If this becomes law, most projects will probably airdrop their tokens for free to users (like Uniswap did), to get around the investment “contract.” But even that might not be a bad thing: at least they’d have an actual product, with actual users.

The authors argue that the tokens would instead be regulated as commodities under the CFTC, and here they admit that new legislation is still needed. So we’re still kicking the can down the road, but the proposal has two big benefits:

1) clarity around the initial offering process, and

2) a way to stop the turf wars between the SEC and CFTC.

There’s enough crypto to share with all the regulators.

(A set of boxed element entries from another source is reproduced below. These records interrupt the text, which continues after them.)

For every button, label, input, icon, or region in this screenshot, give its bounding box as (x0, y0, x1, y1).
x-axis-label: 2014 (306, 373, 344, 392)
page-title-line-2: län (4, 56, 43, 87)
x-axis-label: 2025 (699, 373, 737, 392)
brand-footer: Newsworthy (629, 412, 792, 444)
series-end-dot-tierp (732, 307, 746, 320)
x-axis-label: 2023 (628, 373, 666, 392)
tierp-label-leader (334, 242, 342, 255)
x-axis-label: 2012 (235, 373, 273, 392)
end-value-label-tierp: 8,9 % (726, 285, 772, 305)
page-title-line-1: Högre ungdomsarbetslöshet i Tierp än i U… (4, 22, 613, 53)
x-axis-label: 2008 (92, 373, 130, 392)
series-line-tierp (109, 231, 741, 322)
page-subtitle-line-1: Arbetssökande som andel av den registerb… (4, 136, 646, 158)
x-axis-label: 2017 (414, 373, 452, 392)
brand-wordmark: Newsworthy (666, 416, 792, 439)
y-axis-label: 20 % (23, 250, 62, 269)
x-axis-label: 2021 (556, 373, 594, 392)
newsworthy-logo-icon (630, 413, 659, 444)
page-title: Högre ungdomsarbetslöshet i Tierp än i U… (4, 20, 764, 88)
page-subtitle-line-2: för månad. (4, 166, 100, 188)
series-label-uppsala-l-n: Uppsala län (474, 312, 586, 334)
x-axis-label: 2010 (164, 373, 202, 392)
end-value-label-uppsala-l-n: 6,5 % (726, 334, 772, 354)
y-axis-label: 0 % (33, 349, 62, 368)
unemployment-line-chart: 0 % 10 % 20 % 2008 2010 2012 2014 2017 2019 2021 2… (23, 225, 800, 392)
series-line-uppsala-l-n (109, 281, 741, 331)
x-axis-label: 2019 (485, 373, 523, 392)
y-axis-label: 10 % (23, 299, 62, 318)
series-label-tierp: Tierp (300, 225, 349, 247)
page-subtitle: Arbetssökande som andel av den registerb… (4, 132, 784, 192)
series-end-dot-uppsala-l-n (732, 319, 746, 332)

And with legal clarity, there will be even more.

regulation-kid-cop

Why Crypto Regulation is Good

To those in crypto who are still resisting legislation: your faith is weak. If the technology is really as great as you say, won’t it still be great if we actually have laws around it?

To me, it’s completely obvious that just as regulatory uncertainty caused the Crypto Winter in 2018, regulatory certainty will usher in a new Crypto Spring.

Think about it: if everyone understands the path to launching a legal crypto project, the investment dollars will come flooding in. Every company, bank, and financial institution will want in. It will have to be part of their strategy, just like the Internet in the 2000s.

Even the Wild West needed sheriffs. And once people felt like they could walk into a saloon without getting robbed, that’s when the growth of the American West really started to take off.

 

The paper is a good start. Let’s build good laws from there. We’re ready.